Some of the members of the sign language club already have some experience with sign language.
“When my little sister was a baby, they thought she was going to be deaf, and we had begun teaching her sign language, but she recovered and I still remember some of the signs. I hope to become a speech and language pathologist when I grow up,” freshman Stephanie Stock said.
Much success and progress is expected in the club’s future, along with more growth as the club is more exposed and becomes known.
York looks to increase the number of meetings in the future and begin earlier in the year as they continue in the coming years.
“I hope more people will get involved in our club, and we will see new faces coming each meeting,” Kimberly said.
Paige made sure to include an incentive for current members and future members to attend the meetings.
“Sign language is really beneficial to learn especially for kids because when a teacher tells you cannot talk, you can still sign to your friend and they will still understand you,” she said.

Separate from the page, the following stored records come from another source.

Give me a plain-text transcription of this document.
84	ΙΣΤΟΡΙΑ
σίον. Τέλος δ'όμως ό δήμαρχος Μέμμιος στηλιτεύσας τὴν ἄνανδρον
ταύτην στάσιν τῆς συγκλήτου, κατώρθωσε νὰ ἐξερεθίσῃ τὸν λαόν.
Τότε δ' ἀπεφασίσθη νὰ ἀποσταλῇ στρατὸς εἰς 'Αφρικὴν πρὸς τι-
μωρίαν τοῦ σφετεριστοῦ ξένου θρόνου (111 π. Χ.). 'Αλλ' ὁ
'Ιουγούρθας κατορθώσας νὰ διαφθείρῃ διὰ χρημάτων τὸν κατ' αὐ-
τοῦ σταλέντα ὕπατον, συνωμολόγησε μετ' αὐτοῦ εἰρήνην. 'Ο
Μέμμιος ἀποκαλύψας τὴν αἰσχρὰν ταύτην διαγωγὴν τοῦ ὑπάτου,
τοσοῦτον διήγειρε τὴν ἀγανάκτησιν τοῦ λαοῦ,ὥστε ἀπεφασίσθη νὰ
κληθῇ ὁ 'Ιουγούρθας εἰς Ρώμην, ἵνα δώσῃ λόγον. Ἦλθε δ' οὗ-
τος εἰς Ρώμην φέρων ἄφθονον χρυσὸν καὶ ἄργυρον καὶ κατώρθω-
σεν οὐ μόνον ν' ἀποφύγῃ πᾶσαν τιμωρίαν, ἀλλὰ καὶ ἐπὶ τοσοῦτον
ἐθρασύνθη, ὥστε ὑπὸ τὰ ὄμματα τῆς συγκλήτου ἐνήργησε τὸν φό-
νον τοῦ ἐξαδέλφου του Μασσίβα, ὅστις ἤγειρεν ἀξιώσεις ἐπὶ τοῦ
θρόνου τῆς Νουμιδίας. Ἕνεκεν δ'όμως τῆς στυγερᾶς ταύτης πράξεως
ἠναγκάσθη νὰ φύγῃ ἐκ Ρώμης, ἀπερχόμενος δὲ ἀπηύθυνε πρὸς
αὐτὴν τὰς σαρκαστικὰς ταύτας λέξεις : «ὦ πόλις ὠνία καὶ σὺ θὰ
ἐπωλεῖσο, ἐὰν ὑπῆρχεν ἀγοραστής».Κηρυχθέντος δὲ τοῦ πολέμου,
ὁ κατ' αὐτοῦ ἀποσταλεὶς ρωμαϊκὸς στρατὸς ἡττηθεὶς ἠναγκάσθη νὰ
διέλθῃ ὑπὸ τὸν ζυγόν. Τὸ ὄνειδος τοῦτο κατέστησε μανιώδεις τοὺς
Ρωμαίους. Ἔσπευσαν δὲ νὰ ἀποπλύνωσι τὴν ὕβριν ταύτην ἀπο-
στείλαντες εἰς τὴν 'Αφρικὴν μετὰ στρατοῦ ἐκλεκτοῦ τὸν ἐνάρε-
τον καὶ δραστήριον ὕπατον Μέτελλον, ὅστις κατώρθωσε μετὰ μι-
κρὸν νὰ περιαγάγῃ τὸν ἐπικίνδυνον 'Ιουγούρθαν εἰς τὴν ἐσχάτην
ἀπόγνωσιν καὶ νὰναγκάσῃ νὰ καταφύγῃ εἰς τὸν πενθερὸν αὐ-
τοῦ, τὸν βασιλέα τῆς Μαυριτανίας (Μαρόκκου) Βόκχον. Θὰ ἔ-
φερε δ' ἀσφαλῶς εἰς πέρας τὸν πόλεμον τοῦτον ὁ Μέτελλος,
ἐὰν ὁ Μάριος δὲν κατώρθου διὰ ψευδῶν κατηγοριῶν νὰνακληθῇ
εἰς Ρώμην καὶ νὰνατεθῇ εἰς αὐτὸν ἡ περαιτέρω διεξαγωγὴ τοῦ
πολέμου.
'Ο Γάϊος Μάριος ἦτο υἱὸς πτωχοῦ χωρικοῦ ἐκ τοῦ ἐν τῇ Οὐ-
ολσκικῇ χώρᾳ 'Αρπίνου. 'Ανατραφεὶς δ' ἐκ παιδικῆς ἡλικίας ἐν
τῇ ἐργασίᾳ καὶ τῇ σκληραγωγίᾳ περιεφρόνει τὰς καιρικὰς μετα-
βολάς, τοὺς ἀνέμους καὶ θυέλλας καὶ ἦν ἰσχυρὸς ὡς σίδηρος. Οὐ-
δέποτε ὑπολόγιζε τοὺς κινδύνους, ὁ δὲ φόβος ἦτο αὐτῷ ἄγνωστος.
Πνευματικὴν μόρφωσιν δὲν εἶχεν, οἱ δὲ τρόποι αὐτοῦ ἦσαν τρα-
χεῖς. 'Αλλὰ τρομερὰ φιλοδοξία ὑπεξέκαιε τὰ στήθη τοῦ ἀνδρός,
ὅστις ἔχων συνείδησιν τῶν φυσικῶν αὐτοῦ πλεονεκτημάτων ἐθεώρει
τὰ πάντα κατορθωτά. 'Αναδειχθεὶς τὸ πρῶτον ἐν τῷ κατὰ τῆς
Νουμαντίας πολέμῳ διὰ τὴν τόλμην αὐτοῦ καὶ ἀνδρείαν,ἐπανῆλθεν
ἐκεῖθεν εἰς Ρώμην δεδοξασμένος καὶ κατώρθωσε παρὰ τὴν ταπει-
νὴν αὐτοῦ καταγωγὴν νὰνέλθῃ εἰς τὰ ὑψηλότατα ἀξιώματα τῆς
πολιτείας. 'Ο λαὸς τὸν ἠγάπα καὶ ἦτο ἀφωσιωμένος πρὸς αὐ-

On a more serious note, Paige included reasons why sign language can be such a benefit for students.
“Learning sign language can open job opportunities for students who could become interpreters for people who are deaf who cannot read lips or have the ability to talk,” she said.
Other members found even more reasons to join the American Sign Language Club.
“There are a lot of people who are deaf, and it is pretty cool that you can communicate with them by using sign language. It also helps to spread awareness of the deaf community,” Kimberly said.